A Los Angeles Superior Court Judge has granted a writ of mandate for Ready Golf Centers against the City of Los Angeles, compelling the Board of Commissioners of the Department of Recreation and Parks to sign a permanent 15-year contract for Ready Golf to operate the driving range and pro shop at the Sepulveda Golf Complex.
 
Ready Golf operated the Sepulveda Golf Complex for a number of years on an interim contract, and then in a completely open, transparent, and unbiased process, won the request for proposal issued by the City in 2007. Ready Golf was thereafter approved by the Mayor, and a unanimous Los Angeles City Council in December 2009. After City Council approval, the City continued to perform under the contract, in fact even renewing it for another five years. However, the Department never signed the contract. Thereafter, in December 2011, the Department attempted to evict Ready Golf, arguing that it had never signed the permanent contract, and instead was operating under an interim, month- to-month contract.
 
Ready Golf immediately sued and obtained a preliminary injunction, precluding the Department from evicting Ready Golf.
 
“The problem with the City’s argument is that it did not reject Ready Golf’s bid or proposal; it accepted it. … When a bid is accepted by a public agency, a contract is formed, which is binding on both the bidder and the agency,” the court wrote in granting the injunction, citing City of Susanville v. Lee C. Hess Co., (1955) 45 Cal 2d 684 694.
 
In that same opinion (summarized in Sports Litigation Alert Volume 9, Issue 8), the judge urged the City to sign the permanent contract.
 
Instead, the Department persisted in fighting, prompting the court in the instant opinion to write that “the Board’s President and Secretary have a mandatory, ministerial duty to execute the revised Concession agreement with Ready Golf, which is enforceable by mandamus.

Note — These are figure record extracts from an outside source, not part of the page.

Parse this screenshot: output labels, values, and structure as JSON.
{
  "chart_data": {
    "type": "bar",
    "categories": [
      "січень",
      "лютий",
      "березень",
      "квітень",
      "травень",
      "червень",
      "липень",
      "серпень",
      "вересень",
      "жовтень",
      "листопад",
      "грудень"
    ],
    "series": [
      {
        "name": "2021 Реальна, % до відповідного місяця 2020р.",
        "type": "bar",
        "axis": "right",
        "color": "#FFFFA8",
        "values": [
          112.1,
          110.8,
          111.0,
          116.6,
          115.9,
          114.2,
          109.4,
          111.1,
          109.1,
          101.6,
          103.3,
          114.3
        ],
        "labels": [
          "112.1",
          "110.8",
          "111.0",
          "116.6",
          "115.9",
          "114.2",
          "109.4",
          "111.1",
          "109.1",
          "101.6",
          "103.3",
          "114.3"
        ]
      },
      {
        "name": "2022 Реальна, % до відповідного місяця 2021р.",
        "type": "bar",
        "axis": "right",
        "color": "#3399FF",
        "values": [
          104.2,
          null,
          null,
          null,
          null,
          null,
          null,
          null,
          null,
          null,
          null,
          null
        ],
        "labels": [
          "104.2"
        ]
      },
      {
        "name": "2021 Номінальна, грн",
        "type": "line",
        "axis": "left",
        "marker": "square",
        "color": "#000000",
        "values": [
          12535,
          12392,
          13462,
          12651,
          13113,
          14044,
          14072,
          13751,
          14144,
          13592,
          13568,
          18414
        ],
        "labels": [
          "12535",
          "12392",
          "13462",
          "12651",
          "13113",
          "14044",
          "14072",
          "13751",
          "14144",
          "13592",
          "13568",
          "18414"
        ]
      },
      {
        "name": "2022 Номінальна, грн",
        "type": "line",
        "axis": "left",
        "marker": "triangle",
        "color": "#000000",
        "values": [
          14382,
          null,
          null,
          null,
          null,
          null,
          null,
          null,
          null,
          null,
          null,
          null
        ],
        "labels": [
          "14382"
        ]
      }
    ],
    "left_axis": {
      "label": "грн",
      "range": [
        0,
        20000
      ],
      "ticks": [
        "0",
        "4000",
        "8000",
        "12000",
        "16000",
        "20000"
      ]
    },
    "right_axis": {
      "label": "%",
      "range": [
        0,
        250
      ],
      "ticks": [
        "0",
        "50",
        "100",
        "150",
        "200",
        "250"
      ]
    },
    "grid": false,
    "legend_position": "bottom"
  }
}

The Petition for Writ of Mandate is granted.”
 
Counsel for Ready Golf, Drew E. Pomerance, was very pleased with the victory, stating: “The Court ruled in favor of Ready Golf on each and every issue, and recognized clearly that once all required approvals were obtained by the Mayor and City Council, that the Board was required to sign the contract. It is shameful that the Department has refused to sign the contract, and during this time of severe budget constraints, it is inexcusable that rogue members of Recreation and Parks have caused our City to waste precious taxpayer dollars by trying to evict Ready Golf and needlessly engaging in this litigation.”
 
Ready Golf was represented by Roxborough, Pomerance, Nye & Adreani, LLP, a Los Angeles-based law firm.